Having held at a pandemic high of 21.7 percent in the second quarter of this year, the effective office vacancy rate in San Francisco ticked up another 130 basis points in the third quarter to 23.0 percent, representing 19.9 million square feet of vacant office space in the city, with the amount of space which is technically leased but unused and being offered for sublet having increased for the first time in six quarters to 5.2 million square feet and the amount of un-leased space having increased from 13.7 to 14.7 million square feet, according to data from Cushman & Wakefield.

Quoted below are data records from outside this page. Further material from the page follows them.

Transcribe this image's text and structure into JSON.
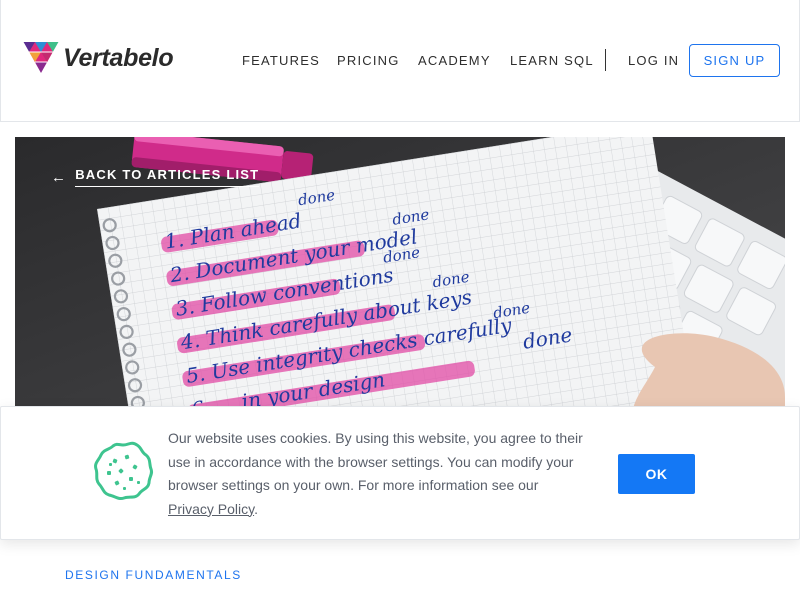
{
  "header": {
    "logo_text": "Vertabelo",
    "nav": [
      "FEATURES",
      "PRICING",
      "ACADEMY",
      "LEARN SQL"
    ],
    "login_label": "LOG IN",
    "signup_label": "SIGN UP"
  },
  "hero": {
    "back_label": "BACK TO ARTICLES LIST",
    "notebook_items": [
      "1. Plan ahead",
      "2. Document your model",
      "3. Follow conventions",
      "4. Think carefully about keys",
      "5. Use integrity checks carefully",
      "6. ... in your design"
    ],
    "done_label": "done"
  },
  "cookie_banner": {
    "text": "Our website uses cookies. By using this website, you agree to their use in accordance with the browser settings. You can modify your browser settings on your own. For more information see our ",
    "link_label": "Privacy Policy",
    "text_end": ".",
    "ok_label": "OK"
  },
  "article": {
    "category": "DESIGN FUNDAMENTALS"
  },
  "colors": {
    "accent": "#1e74ee",
    "ok_button": "#1478f5",
    "cookie_icon": "#3ec48f",
    "highlighter": "#e24ba6"
  }
}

As we outlined at the end of the second quarter, “while the tally for the second quarter vacancy rate in San Francisco did include Google’s agreement to sublease 300,000 square feet of space at 510 Townsend, it did not include the 412,000 square feet of space that Salesforce is now offering for sublet in its tower at 50 Fremont Street, the inclusion of which would push the office vacancy rate in San Francisco to over 22 percent with over 19 million square feet of effectively vacant space,” and demand for space had sharply dropped.

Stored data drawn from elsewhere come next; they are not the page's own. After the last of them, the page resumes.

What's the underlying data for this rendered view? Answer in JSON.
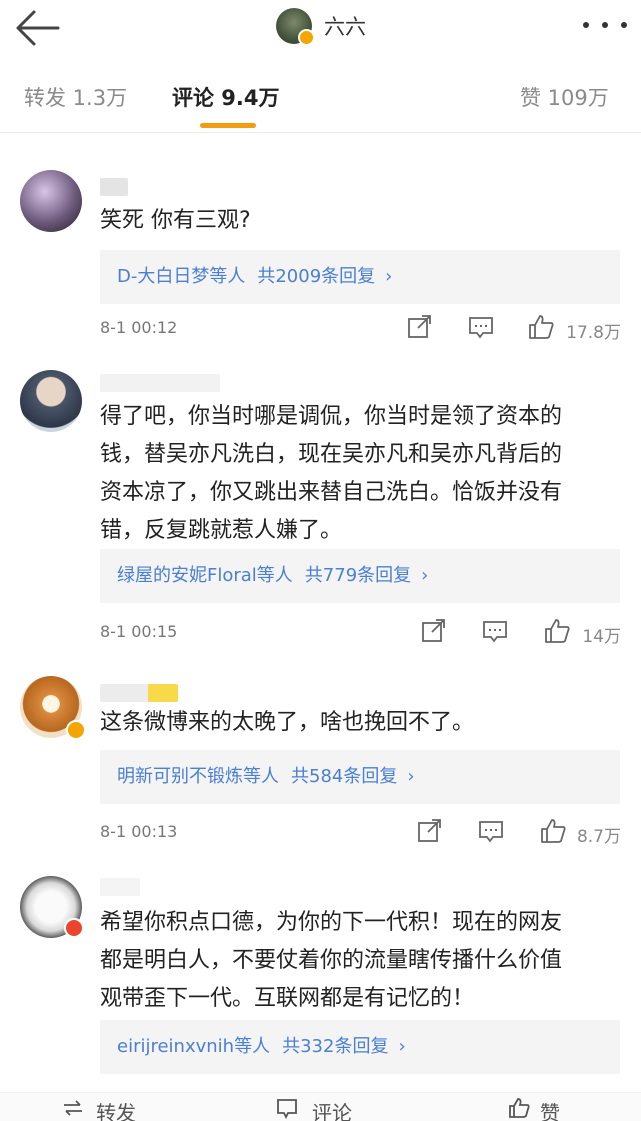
{
  "header": {
    "title": "六六",
    "back_icon": "arrow-left-icon",
    "more_icon": "more-dots-icon"
  },
  "tabs": {
    "repost": "转发 1.3万",
    "comments": "评论 9.4万",
    "likes": "赞 109万",
    "accent_color": "#f39c12"
  },
  "comments": [
    {
      "text": "笑死 你有三观?",
      "reply_names": "D-大白日梦等人",
      "reply_count": "共2009条回复",
      "time": "8-1 00:12",
      "likes": "17.8万"
    },
    {
      "text_lines": [
        "得了吧，你当时哪是调侃，你当时是领了资本的",
        "钱，替吴亦凡洗白，现在吴亦凡和吴亦凡背后的",
        "资本凉了，你又跳出来替自己洗白。恰饭并没有",
        "错，反复跳就惹人嫌了。"
      ],
      "reply_names": "绿屋的安妮Floral等人",
      "reply_count": "共779条回复",
      "time": "8-1 00:15",
      "likes": "14万"
    },
    {
      "text": "这条微博来的太晚了，啥也挽回不了。",
      "reply_names": "明新可别不锻炼等人",
      "reply_count": "共584条回复",
      "time": "8-1 00:13",
      "likes": "8.7万"
    },
    {
      "text_lines": [
        "希望你积点口德，为你的下一代积！现在的网友",
        "都是明白人，不要仗着你的流量瞎传播什么价值",
        "观带歪下一代。互联网都是有记忆的！"
      ],
      "reply_names": "eirijreinxvnih等人",
      "reply_count": "共332条回复"
    }
  ],
  "reply_chevron": "›",
  "bottom_bar": {
    "repost": "转发",
    "comment": "评论",
    "like": "赞"
  }
}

As a point of comparison, there was less than 5 million square feet of vacant office space in San Francisco prior to the pandemic with a vacancy rate of 5.7 percent and the vacancy rate in San Francisco has averaged closer to 12 percent over the long term.

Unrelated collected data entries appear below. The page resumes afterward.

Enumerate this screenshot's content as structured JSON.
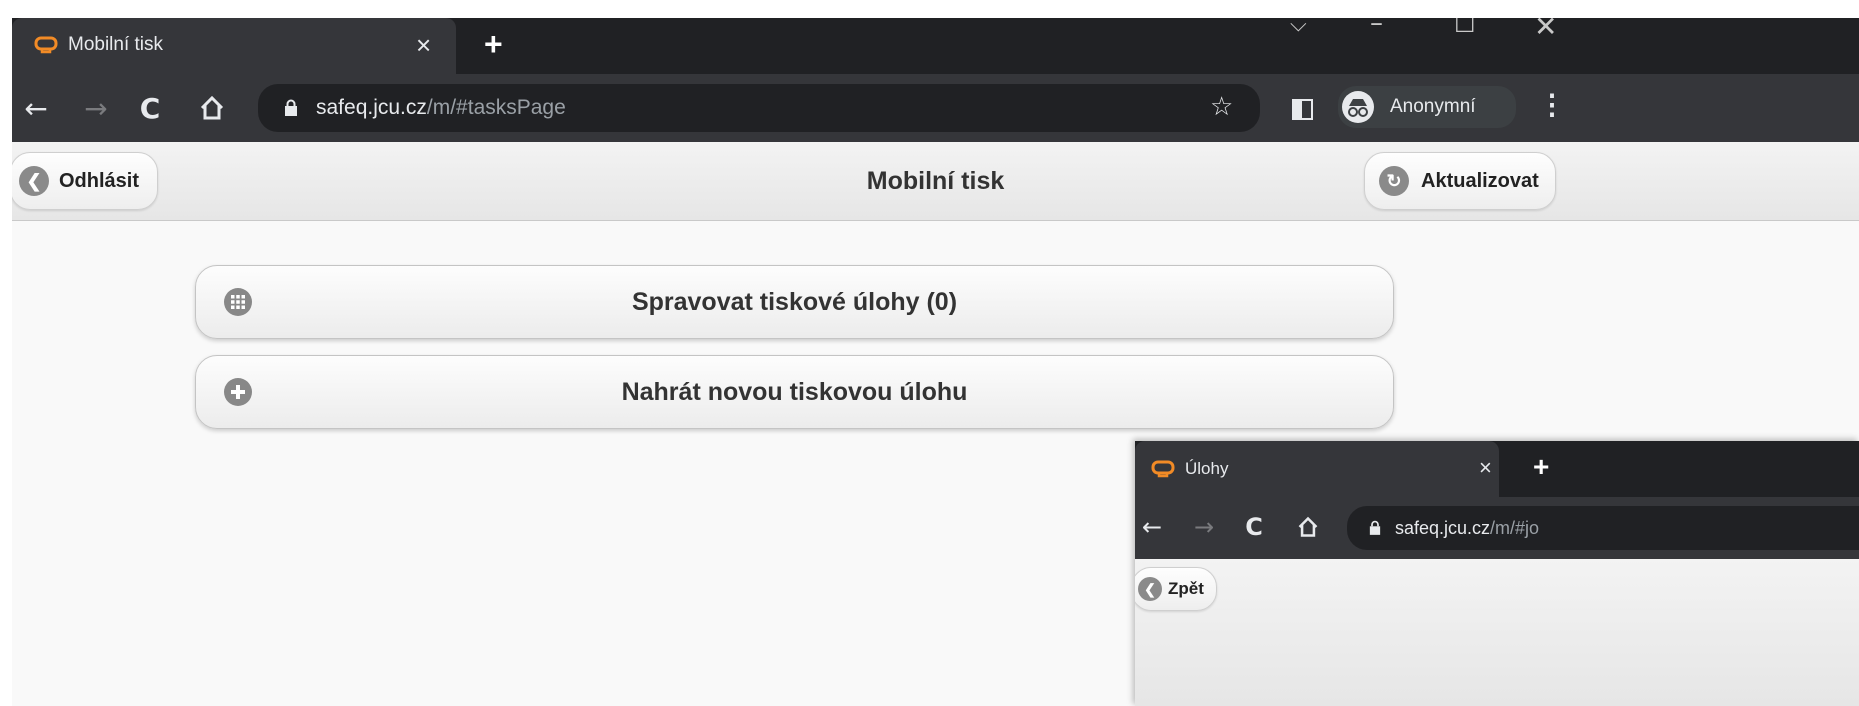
{
  "windows": [
    {
      "tab": {
        "title": "Mobilní tisk"
      },
      "omnibox": {
        "host": "safeq.jcu.cz",
        "path": "/m/#tasksPage"
      },
      "profile_label": "Anonymní",
      "page": {
        "title": "Mobilní tisk",
        "left_button": "Odhlásit",
        "right_button": "Aktualizovat",
        "actions": [
          {
            "label": "Spravovat tiskové úlohy (0)",
            "icon": "grid-icon"
          },
          {
            "label": "Nahrát novou tiskovou úlohu",
            "icon": "plus-icon"
          }
        ]
      }
    },
    {
      "tab": {
        "title": "Úlohy"
      },
      "omnibox": {
        "host": "safeq.jcu.cz",
        "path": "/m/#jo"
      },
      "page": {
        "left_button": "Zpět"
      }
    }
  ],
  "colors": {
    "tabstrip": "#202124",
    "toolbar": "#35363a",
    "favicon": "#f28b26",
    "header_bg": "#ececec"
  }
}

While the estimated active demand for office space in San Francisco did jump from 3.1 million square feet at the end of the second quarter to 4.8 million square feet at the end of last month, that’s compared to over 7 million square feet of demand prior to the pandemic with significantly more available space. And while the overall average asking rent for office space in San Francisco ticked down a little over 1 percent in the third quarter to $74.80 per square foot, and has dropped around 10 percent from its peak in 2020, the decrease is largely attributed to a shift in the mix, with “rents in top tier buildings hav[ing] held strong and, in some cases, climbed higher over the past few quarters.” We’ll keep you posted and plugged-in.